Aus diesen Zielen kann man bereits ableiten, dass dazu eine ganze Menge an Daten verarbeitet werden muss, und zwar am besten in Echtzeit. Die Daten, die in das System gefüttert werden, sollen „größtenteils aus bereits vorhandenen Datenquellen“ kommen – also Daten die bereits von NHS England, NHS Improvement, Public Health England und NHS Digital gesammelt wurden. Dazu kommen aber auch Patientendaten bzw. Daten von Betroffenen.

„Alle Daten im Datenspeicher sind anonym und unterliegen strengen Kontrollen, die den Anforderungen der Datenschutzgesetzgebung entsprechen und sicherstellen, dass Personen nicht wieder identifiziert werden können. Das umfasst die Entfernung von Identifizierungsmerkmalen wie Name und Adresse und deren Ersetzung durch ein Pseudonym“, heißt es seitens NHS. Nach der Bewältigung der Pandemie sollen die Daten gelöscht werden.

Löschen nach Ende der Pandemie

„Wenn die Pandemie abklingt und der Ausbruch eingedämmt ist, werden wir den Covid-19-Datenspeicher schließen. Die mit den oben genannten Organisationen getroffenen Vereinbarungen zur Datenverarbeitung umfassen die Schritte, die unternommen werden müssen, um die Verarbeitung einzustellen und die Daten entweder zu vernichten oder an den NHS England und NHS Improvement zurückzugeben, sobald die Notfallsituation im Bereich der öffentlichen Gesundheit beendet ist“, heißt es seitens der Gesundheitsbehörde.

Welche Daten könnten in Österreich nun theoretisch in ein solches Big-Data-System gefüttert werden? Neben Informationen aus den Krankenhäusern etwa auch Ortungsdaten von Handys (mehr dazu hier) oder anonymisierte Daten aus der App des Roten Kreuzes. Ob das tatsächlich auch gemacht werden wird ist offen – technisch möglich wäre es.

Viel Kritik an „Schlüsselfirma in der Überwachungsindustrie“

Palantir Technologies ist jedenfalls ein Unternehmen, das kontrovers diskutiert wird. Es wurde anfangs von Geldern von In-Q-Tel, der Risikokapitalarm der CIA, mitfinanziert, zu den Kunden gehören unter anderen auch viele US-Behörden wie CIA, FBI, NSA, US Navy, Pentagon oder das Department of Homeland Security (DHS). Die Big-Data-Software soll dem Vernehmen nach jedenfalls gut funktionieren.
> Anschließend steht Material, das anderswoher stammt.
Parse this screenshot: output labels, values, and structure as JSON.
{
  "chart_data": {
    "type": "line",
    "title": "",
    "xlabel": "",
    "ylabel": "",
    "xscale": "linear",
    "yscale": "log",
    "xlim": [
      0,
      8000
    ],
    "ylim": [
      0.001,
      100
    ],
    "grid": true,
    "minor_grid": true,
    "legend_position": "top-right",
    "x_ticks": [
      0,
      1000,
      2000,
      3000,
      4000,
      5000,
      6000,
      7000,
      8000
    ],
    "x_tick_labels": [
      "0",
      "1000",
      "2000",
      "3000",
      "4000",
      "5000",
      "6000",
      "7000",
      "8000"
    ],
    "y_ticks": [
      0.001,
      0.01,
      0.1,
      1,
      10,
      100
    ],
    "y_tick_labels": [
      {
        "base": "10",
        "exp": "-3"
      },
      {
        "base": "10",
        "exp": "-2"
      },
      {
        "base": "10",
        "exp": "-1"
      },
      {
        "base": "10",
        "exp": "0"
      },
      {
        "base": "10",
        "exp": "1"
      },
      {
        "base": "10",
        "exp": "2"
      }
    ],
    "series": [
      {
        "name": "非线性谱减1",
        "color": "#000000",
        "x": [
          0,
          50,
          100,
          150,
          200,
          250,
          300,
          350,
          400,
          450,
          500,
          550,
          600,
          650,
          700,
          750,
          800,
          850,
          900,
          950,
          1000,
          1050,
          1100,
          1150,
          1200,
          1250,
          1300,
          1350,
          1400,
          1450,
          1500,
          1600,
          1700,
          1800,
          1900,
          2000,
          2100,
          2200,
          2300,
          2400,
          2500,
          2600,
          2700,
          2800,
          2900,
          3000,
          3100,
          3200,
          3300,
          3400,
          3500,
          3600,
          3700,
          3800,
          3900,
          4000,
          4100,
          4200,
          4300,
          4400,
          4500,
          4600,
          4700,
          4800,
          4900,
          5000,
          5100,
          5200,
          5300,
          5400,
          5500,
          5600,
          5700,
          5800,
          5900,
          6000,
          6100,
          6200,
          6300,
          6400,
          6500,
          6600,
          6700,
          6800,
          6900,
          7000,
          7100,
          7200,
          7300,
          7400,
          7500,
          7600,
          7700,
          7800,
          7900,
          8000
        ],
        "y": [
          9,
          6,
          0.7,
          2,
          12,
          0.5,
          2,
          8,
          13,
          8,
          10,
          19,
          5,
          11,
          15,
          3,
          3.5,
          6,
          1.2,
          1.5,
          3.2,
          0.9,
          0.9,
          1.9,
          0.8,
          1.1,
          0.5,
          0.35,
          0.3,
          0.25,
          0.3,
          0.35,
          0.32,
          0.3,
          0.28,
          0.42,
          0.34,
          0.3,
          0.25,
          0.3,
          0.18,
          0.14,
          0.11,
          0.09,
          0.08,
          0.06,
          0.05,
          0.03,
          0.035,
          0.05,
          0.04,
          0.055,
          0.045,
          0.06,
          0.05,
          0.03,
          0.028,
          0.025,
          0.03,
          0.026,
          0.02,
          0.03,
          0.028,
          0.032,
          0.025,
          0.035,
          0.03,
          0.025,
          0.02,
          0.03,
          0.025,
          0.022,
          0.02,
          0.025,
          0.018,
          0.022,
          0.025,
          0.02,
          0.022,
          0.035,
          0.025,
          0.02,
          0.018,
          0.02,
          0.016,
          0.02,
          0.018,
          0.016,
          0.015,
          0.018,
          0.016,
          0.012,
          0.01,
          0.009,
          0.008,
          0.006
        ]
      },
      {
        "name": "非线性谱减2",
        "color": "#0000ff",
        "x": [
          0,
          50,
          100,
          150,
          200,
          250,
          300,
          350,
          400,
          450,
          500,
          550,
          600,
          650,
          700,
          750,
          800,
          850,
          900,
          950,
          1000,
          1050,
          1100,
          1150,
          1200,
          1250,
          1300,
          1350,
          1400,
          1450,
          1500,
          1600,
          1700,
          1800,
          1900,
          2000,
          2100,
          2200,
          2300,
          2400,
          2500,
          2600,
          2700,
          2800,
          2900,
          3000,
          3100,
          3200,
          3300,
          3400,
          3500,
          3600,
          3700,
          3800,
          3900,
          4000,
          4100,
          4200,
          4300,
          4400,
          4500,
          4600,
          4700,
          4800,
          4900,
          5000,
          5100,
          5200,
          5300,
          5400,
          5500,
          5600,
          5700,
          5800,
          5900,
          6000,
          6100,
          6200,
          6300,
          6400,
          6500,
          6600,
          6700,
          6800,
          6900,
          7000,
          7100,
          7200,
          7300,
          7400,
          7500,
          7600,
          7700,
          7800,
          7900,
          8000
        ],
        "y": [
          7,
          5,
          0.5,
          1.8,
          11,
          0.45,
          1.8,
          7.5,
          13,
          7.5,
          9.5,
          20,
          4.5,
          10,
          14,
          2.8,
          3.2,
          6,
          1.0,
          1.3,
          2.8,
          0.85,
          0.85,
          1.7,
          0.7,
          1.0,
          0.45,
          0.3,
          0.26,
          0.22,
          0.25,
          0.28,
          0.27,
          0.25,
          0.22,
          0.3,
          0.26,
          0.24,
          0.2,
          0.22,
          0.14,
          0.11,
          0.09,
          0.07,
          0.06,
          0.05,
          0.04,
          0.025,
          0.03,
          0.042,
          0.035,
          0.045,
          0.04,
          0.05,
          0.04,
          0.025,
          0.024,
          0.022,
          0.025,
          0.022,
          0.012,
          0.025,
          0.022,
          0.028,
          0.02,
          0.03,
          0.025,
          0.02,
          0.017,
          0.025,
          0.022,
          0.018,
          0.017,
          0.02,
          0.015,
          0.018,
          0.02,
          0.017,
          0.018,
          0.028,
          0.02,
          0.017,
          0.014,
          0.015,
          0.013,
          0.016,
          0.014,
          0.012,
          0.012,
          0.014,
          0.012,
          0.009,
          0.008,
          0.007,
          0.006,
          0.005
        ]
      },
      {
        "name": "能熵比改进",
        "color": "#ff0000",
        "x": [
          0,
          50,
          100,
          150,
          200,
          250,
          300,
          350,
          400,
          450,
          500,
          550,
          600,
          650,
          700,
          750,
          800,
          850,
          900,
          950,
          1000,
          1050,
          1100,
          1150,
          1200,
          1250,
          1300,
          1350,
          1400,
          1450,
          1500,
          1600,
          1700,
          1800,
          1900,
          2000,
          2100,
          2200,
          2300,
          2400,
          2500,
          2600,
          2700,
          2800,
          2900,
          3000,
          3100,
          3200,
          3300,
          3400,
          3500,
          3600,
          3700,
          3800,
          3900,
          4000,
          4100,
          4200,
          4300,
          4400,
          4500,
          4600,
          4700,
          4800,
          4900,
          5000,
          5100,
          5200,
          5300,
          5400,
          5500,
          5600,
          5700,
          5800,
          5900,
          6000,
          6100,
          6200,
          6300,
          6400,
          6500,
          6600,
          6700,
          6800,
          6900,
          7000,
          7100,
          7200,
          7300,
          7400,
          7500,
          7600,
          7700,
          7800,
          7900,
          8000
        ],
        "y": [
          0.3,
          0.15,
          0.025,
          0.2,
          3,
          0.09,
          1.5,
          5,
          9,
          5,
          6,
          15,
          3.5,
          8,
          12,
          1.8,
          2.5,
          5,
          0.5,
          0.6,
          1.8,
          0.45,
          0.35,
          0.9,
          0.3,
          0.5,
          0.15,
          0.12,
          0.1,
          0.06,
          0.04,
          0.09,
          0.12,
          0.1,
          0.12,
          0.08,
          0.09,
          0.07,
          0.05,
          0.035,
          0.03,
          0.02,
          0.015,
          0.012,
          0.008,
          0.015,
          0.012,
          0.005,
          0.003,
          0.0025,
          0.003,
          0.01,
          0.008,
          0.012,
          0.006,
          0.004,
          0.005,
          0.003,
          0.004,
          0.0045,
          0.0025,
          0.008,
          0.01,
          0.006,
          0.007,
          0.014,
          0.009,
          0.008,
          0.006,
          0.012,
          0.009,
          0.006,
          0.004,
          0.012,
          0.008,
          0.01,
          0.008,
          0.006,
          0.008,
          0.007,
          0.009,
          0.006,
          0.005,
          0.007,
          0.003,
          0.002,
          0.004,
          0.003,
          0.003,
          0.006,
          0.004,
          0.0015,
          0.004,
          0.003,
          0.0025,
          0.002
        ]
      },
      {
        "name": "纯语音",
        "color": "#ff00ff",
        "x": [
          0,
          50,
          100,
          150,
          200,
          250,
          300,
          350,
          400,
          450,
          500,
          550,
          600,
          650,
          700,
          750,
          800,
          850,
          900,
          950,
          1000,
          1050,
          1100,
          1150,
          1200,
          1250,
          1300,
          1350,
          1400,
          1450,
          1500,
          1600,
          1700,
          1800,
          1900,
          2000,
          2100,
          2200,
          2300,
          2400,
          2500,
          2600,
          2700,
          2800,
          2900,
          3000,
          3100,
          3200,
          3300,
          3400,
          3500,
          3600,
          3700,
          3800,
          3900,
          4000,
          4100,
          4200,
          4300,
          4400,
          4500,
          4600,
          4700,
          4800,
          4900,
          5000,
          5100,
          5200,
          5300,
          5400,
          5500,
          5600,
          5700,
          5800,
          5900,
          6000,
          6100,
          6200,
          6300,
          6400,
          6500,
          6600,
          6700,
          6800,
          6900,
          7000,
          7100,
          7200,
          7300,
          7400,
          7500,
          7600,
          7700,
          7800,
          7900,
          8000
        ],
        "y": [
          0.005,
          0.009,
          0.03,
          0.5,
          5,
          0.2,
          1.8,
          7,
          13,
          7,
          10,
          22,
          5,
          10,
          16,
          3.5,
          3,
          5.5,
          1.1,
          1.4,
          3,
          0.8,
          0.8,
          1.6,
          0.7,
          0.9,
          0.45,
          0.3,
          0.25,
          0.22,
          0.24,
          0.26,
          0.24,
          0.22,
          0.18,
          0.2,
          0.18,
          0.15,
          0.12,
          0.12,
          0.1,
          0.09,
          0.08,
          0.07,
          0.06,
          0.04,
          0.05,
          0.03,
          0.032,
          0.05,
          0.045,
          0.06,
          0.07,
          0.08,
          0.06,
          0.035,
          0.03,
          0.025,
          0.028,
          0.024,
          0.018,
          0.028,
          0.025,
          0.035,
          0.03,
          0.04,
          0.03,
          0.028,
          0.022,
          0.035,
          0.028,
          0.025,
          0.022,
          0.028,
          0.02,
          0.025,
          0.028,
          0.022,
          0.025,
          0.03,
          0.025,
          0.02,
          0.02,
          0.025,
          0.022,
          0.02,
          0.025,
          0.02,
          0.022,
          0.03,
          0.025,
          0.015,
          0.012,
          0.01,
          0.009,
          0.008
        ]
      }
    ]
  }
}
Nach 9/11 soll sie dabei geholfen haben, um den Aufenthaltsort von Osama bin Laden zu ermitteln.

In Deutschland wird Palantir-Software „Gotham“ (neben „Foundry“ das zweite große Produkt) ebenfalls eingesetzt, und zwar von der Polizei in Hessen und NRW. Dort werden etwa Datenanalysen bei schwere Straftaten durchgeführt (z.B. Terrorismus, organisierte Kriminalität), um unterschiedliche Daten – etwa auch aus Social Media – zusammen zu führen. Für die Anschaffung von Palantir hat der hessische Innenminister Peter Beuth (CDU) 2019 den Big-Brother-Award in Deutschland erhalten. Die US-Bürgerrechtsvereinigung ACLU hat Palantir bereits als „Schlüsselfirma in der Überwachungsindustrie“ bezeichnet.